Post-2015: the EU can contribute more than aid to the global development agenda
Briefing Paper 7/2013
Bonn: German Development Institute / Deutsches Institut für Entwicklungspolitik (DIE)
Current discussions about the post-2015 global development framework provide an opportunity to reconsider the European Union’s potential role as a development actor for the coming decades. The EU should aspire to fulfil a post-2015 role that is only partly based on traditional support to developing countries, and that would build on current efforts and explore new ways of supporting global development. Central to this are efforts to reform and create international regimes which are inherently “developmental”.
The EU and several of its Member States are heavily involved in ongoing negotiations on new development goals to succeed the Millennium Development Goals (MDGs) when they expire in 2015. The resulting framework and targets will be very important, but not as important as the broader international context in which global development will proceed.
Poverty reduction is the main focus of the present MDG agenda and will remain a top priority for any new global agreement. The European institutions have been tasked with supporting developing countries since the Treaty of Rome. Building on this tradition, the EU and its Member States have become the world’s largest providers of official development assistance (ODA), thereby playing a part in helping to achieve the MDGs. Against this backdrop, the EU must continue increasing the effectiveness of its aid and advancing Policy Coherence for Development (PCD).

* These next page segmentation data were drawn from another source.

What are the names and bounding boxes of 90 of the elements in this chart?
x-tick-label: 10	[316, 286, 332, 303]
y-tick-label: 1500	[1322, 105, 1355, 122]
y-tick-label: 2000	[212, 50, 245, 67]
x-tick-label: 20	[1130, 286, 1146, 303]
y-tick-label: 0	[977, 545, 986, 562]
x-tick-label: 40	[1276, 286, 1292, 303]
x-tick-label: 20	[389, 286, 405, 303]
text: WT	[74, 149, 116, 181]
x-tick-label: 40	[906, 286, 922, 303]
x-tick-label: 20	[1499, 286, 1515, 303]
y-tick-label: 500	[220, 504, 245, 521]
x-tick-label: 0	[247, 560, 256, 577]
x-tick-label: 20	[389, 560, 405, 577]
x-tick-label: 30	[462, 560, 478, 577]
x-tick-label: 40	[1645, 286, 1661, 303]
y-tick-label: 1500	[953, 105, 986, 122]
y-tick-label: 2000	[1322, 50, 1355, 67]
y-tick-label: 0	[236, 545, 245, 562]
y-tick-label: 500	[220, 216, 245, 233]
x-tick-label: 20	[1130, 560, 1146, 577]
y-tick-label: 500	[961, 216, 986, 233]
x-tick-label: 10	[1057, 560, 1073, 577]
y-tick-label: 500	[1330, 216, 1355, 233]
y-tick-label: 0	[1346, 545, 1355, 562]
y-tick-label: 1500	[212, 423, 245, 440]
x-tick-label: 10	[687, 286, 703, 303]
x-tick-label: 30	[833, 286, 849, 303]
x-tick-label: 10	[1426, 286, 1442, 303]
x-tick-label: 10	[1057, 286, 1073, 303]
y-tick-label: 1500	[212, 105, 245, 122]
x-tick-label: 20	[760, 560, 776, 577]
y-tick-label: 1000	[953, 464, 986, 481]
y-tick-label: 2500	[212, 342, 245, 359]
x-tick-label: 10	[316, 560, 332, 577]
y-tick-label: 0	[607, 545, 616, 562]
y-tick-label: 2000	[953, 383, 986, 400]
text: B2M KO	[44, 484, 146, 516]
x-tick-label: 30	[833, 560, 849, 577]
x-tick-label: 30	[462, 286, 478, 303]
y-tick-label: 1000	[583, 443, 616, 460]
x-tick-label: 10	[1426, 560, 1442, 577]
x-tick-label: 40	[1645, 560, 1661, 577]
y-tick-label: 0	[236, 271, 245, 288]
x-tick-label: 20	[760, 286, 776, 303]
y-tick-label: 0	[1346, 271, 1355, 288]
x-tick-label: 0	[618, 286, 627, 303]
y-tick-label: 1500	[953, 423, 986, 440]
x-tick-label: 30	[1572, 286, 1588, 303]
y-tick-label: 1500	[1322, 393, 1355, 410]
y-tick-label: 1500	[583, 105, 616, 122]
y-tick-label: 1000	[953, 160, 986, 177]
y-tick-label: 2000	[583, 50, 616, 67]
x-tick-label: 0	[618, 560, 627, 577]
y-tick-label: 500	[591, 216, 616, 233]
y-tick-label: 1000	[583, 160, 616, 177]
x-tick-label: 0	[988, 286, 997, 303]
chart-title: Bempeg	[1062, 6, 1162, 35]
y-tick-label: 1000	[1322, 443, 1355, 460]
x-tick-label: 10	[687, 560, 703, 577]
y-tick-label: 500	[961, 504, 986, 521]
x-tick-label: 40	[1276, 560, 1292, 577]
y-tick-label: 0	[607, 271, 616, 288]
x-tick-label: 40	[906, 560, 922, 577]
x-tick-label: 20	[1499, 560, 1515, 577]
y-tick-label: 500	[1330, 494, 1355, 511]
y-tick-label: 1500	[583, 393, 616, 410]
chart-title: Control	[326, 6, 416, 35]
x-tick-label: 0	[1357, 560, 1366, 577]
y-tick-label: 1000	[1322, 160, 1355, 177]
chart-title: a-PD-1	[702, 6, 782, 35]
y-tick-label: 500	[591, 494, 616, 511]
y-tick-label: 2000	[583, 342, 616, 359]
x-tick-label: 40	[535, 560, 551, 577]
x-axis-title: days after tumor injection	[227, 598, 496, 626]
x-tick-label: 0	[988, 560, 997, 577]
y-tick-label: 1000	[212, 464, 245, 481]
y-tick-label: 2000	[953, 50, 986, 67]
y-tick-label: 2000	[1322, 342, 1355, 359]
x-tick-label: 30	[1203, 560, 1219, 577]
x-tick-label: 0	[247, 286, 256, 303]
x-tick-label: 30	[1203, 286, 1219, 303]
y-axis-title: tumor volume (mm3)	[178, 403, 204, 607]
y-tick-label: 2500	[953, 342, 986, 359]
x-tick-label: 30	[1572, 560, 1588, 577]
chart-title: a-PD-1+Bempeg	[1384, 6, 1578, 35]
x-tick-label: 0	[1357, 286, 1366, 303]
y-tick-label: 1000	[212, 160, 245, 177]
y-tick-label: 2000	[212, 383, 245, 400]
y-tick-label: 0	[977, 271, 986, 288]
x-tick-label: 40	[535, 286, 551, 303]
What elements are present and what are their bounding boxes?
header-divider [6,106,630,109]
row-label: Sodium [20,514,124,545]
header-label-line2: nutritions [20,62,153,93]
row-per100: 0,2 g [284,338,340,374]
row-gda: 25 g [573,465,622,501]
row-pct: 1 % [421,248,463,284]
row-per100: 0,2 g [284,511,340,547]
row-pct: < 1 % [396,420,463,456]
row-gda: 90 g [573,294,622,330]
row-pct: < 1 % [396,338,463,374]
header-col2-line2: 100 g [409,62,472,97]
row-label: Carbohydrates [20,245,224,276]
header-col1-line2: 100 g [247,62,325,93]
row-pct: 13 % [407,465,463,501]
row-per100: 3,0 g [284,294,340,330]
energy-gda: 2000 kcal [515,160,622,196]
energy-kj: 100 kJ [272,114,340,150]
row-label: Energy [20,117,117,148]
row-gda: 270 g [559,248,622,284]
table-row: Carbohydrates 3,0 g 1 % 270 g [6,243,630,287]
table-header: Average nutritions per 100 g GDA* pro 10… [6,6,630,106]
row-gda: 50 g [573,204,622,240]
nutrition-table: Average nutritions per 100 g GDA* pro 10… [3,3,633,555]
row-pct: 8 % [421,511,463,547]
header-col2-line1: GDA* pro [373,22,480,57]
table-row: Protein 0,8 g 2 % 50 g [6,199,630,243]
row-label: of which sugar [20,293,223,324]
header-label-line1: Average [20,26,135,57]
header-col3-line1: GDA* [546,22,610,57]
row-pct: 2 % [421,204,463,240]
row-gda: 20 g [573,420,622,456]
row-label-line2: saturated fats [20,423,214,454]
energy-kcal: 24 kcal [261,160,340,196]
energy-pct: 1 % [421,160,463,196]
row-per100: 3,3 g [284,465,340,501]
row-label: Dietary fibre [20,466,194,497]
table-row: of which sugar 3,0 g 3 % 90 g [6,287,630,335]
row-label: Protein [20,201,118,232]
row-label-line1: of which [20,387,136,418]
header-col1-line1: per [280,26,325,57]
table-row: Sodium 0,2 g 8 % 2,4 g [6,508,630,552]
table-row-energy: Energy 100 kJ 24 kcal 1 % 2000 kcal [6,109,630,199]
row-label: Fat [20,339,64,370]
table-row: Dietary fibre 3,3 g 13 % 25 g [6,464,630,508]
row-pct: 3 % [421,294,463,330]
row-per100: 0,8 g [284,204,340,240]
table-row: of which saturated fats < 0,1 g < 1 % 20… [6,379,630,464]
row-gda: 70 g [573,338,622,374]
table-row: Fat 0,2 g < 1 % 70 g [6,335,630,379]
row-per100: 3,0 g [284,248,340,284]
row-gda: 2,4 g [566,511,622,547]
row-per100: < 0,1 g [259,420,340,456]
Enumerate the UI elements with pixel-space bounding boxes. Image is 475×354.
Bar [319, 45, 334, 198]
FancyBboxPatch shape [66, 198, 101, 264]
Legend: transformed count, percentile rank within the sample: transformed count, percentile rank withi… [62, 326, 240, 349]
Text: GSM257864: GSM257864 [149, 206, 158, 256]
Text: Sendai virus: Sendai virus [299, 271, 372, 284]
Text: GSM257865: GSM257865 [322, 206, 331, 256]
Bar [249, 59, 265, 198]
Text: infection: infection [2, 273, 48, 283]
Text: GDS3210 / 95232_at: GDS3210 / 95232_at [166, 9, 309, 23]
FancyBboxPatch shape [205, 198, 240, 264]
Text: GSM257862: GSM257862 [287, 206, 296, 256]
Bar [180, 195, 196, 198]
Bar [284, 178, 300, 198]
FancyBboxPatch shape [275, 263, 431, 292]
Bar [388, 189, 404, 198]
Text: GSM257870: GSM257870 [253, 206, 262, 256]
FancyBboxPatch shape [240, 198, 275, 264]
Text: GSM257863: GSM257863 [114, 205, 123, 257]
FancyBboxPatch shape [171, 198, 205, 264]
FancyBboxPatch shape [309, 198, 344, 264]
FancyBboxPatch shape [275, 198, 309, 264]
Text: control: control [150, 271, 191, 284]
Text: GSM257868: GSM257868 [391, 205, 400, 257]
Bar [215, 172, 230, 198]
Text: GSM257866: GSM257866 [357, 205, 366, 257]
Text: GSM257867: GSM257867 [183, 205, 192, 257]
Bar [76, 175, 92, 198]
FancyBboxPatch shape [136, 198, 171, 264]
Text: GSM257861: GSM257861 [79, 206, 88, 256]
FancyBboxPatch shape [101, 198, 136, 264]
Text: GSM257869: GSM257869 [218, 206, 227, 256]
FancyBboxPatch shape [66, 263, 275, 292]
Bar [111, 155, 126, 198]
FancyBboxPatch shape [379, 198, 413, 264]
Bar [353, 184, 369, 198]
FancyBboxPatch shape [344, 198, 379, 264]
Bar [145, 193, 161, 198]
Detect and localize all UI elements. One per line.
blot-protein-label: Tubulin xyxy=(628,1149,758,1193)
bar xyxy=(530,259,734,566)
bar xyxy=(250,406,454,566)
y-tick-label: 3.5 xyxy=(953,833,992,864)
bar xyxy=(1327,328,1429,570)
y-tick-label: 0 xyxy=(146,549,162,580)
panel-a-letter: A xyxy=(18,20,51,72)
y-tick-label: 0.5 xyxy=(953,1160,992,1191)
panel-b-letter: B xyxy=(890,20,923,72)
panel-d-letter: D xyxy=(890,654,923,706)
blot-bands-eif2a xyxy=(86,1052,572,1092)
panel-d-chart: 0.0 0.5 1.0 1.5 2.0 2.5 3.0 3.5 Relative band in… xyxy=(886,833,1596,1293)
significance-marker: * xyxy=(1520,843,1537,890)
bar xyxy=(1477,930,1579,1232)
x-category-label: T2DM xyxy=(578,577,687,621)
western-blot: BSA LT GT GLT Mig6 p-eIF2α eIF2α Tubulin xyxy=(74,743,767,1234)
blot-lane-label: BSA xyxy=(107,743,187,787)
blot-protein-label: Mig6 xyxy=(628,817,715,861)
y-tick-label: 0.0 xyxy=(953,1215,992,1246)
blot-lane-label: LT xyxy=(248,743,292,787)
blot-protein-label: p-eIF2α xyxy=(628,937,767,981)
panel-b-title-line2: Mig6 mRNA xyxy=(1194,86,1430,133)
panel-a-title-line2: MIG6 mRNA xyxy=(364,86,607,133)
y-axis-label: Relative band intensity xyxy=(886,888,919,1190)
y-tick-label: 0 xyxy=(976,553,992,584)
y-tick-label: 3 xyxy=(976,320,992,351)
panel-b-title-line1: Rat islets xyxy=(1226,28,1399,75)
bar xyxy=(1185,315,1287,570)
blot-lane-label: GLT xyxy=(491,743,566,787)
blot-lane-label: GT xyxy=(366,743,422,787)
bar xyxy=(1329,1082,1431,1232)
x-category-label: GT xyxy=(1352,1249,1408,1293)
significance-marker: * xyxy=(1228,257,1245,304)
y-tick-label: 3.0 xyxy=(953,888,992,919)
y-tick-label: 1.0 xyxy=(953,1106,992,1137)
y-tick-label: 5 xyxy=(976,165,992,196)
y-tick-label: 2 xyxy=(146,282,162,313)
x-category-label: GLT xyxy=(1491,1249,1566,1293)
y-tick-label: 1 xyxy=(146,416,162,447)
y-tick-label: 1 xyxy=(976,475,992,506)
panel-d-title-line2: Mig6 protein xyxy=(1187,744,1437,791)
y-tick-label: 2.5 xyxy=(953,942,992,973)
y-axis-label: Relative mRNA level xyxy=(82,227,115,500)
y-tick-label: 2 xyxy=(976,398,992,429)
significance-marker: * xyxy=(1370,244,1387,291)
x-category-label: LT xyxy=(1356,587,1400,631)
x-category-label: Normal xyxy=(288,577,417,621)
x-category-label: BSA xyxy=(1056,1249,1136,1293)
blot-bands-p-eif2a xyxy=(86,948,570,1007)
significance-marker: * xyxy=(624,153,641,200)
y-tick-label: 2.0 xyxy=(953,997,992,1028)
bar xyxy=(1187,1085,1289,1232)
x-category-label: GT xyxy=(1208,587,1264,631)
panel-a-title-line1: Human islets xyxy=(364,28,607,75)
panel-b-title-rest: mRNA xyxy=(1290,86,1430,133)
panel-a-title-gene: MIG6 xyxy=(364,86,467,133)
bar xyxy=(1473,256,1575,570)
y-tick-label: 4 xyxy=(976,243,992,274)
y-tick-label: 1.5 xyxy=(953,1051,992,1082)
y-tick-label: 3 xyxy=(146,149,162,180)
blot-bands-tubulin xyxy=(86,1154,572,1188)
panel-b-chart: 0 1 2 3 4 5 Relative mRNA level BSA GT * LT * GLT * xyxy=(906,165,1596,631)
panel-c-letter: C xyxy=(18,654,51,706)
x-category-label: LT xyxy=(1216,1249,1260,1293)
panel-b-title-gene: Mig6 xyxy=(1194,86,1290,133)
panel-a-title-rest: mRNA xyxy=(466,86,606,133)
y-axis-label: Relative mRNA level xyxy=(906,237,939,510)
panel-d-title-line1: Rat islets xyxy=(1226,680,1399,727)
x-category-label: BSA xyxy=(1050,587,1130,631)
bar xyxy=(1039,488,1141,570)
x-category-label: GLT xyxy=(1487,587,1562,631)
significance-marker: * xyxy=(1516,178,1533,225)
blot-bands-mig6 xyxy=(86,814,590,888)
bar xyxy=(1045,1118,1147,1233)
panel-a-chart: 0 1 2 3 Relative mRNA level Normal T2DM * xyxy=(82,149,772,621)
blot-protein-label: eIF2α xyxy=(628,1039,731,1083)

In addition, the EU needs to invest more in order to promote development and remove barriers to development progress at global level. While the reasons for countries achieving or failing to achieve the MDGs are primarily domestic in nature, experience with the MDGs has shown that progress is heavily influenced by the framework conditions for development: the economic, political, geographical and environmental context in which societies and states develop. It is here that Europe's greatest potential to be a force for good lies.
European politics are currently transfixed by the dramas of the Euro crisis and austerity measures, leaving ambitious international cooperation agendas out in the cold. However, there is a bigger picture, and the EU remains vital to this picture because of what it is: a visionary project that has ensured the peace, stability and prosperity of a previously war-torn continent for nearly 70 years.
The EU could drive a genuine global standard setting process if it can direct more energy towards those dimensions of development policy that go beyond aid provision. This means addressing long-standing inconsistencies that undermine the effectiveness of European aid. Even more importantly, it means stepping up efforts to work with partners on improving the development- friendliness of international regimes that govern public policy areas crucial to development progress.